Which four parties normally conduct research, and why do they perform research?
-Corporate Accountants
-Auditors
-Regulators
-Investors
Why do Corporate Accountants perform accounting research?
As preparers, their research supports financial statement preparation and/or tax preparation.
Why do Auditors perform accounting research?
They must determine is a company’s accounting positions are supportable based on authoritative guidance to determine if statements were prepared in accordance with GAAP.
Why do regulators perform accounting research?
To understand the positions taken in companies’ financial statements.
Why do Investors perform technical accounting research?
Referred to as Users of financial statements. Monitor company positions to facilitate decision making.
Why would accounting research be performed before a transaction?
- To determine if expected financial statement impacts are acceptable.
- To adjust earnings expectations.
- Prepare timely documentation
- By auditors to review the proposed accounting treatment
What are circumstances where research isn’t possible until after the transaction has occured?

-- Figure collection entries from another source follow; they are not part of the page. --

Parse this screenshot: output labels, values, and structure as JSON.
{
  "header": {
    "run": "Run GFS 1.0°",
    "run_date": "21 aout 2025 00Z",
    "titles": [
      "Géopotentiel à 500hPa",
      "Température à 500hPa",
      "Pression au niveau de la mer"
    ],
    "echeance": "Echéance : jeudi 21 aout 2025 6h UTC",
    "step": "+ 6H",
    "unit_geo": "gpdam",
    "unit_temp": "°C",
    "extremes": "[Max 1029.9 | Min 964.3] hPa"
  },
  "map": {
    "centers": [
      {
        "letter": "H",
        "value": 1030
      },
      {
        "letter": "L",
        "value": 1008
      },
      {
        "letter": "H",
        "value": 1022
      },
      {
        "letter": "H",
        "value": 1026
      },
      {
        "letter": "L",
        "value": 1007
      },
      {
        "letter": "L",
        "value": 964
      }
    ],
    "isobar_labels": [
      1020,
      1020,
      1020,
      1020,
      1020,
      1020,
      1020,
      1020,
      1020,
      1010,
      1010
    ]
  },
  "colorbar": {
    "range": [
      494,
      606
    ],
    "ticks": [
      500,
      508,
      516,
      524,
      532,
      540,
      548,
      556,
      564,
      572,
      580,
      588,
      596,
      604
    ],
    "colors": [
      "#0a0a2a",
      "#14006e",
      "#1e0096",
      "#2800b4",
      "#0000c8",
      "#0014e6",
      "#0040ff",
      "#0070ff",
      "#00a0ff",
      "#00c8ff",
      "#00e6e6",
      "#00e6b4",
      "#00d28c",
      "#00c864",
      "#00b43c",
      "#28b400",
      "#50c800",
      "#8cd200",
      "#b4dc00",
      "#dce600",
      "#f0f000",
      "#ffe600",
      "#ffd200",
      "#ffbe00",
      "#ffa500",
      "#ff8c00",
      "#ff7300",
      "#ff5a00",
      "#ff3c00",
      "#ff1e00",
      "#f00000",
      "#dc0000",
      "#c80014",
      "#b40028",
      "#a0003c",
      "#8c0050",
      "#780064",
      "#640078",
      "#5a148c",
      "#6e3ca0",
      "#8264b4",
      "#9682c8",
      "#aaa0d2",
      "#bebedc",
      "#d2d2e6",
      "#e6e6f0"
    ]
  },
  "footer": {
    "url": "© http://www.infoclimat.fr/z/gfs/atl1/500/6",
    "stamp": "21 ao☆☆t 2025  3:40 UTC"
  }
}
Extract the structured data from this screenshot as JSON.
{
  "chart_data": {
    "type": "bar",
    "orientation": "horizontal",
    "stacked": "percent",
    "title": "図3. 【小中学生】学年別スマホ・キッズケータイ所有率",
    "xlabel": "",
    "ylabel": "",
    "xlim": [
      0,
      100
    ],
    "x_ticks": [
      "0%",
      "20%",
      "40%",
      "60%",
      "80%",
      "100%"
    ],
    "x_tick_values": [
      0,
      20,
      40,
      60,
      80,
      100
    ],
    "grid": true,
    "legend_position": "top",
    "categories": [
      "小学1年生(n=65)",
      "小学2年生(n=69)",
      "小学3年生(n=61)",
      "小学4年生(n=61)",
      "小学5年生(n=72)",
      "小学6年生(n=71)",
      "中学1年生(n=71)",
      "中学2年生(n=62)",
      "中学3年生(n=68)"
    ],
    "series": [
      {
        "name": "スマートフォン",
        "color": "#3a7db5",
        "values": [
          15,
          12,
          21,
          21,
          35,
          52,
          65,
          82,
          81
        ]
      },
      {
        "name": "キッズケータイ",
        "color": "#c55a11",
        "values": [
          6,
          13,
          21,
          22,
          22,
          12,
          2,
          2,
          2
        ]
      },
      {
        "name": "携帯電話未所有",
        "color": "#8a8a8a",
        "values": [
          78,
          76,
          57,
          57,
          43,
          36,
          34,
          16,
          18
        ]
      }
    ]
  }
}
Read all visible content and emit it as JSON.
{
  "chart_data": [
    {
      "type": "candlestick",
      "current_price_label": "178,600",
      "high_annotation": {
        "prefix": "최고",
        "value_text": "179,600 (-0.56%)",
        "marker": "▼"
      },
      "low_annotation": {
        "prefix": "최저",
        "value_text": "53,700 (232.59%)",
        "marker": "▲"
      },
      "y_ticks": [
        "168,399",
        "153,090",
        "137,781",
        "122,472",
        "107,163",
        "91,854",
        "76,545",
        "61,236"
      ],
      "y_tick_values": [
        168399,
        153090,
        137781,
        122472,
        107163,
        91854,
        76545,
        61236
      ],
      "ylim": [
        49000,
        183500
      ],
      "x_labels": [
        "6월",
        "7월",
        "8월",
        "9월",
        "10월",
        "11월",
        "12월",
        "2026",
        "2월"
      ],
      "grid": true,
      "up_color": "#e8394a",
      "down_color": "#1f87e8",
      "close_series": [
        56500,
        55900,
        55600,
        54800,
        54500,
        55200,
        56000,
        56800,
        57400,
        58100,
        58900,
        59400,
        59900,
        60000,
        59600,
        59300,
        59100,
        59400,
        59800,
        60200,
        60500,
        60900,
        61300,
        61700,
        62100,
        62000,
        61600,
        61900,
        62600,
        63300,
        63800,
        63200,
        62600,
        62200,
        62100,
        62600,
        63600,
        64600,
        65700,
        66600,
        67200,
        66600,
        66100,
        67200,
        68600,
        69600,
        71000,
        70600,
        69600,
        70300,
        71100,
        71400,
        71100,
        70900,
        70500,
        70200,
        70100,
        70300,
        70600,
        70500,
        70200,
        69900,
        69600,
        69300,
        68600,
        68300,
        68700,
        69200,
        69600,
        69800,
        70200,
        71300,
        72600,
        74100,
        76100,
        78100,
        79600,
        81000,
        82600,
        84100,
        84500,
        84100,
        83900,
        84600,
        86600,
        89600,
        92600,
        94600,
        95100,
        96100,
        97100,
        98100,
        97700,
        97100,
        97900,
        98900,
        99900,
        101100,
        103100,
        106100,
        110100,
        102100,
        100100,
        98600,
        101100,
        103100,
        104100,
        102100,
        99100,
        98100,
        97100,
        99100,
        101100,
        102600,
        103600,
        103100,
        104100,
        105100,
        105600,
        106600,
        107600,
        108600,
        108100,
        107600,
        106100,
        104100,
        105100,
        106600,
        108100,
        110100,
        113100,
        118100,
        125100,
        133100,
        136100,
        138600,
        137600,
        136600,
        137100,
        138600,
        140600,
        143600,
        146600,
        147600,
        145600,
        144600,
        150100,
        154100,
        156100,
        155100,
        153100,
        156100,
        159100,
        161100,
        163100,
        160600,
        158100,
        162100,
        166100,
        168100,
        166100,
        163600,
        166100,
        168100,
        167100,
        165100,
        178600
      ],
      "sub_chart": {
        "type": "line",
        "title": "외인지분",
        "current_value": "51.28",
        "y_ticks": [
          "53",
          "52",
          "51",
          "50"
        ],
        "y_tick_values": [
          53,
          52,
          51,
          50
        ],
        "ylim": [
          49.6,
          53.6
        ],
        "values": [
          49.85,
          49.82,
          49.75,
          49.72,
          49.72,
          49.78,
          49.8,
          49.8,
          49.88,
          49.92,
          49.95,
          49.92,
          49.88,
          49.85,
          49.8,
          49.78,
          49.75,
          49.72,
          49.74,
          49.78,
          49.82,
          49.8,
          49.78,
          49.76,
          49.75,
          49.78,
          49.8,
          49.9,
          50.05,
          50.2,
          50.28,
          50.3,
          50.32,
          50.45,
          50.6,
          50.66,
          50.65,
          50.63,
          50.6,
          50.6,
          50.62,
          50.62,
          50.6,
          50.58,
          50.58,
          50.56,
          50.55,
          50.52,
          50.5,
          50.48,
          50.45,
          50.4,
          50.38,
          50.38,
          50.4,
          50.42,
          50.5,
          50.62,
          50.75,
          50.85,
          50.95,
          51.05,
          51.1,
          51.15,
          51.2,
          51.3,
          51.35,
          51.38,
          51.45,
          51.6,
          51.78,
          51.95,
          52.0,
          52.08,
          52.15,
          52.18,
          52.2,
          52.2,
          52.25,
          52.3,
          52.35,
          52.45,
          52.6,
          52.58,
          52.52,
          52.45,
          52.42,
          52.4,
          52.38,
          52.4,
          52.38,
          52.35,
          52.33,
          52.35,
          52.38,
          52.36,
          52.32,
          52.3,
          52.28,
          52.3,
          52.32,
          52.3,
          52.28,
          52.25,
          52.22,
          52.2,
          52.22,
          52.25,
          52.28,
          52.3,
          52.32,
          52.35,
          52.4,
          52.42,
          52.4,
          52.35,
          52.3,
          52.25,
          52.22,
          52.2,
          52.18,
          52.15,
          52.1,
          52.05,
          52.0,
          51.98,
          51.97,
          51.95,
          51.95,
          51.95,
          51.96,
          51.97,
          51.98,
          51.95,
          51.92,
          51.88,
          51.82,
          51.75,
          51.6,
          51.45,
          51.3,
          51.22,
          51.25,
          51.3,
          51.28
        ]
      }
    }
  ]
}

- The transaction was time-sensitive and there was not enough lead time to research.
- The transaction was highly confidential
- The transaction could not have been anticipated
- Communication break down between deal makers and accountants
- Limited preparer resources
- Updating documentation
Define Contemporaneous
- Originating, existing, or happening during the same period of time.
- Research and documentation that happens at the time a transaction is executed.
Why would a non-public company need to create GAAP compliant financial statements?
Satisfy the requirements of lenders, venture capitalists, or other stakeholders.
Why would a public company need to create GAAP compliant financial statements?
They are required to by the SEC.
List standard setters in chronological order
1934 - SEC receives statutory authority
1939: Committee on Accounting Procedure issued Accounting Research Bulletins
1962: Accounting Principle Board issues APB opinions
1973: Financial Accounting Standards Board issues FASB statements
2009: FASB Codification established
Three types of accounting standards that preceded FASB codification
- Committee on Accounting Procedure (CAP):
- Accounting Principles Board (APB):
- American Institute of Certified Public Accountants (AICPA)
- Statement of Position (SOP)
- Industry specific Audit & Accounting (AA) Guides
- Practice Bulletins
What/which event(s) led to the creation of the SEC?
Stock market crash of 1929 and subsequent Great Depression
What are Accounting Support Fees and how do they help the FASB maintain independence?
- In accordance with the Sarbanes-Oxley Act, they are assessed fees paid by public companies to the FASB to fund FASB operating costs.
- This mechanistic funding allows the FASB to not rely on donations that could impair the boards objectivity.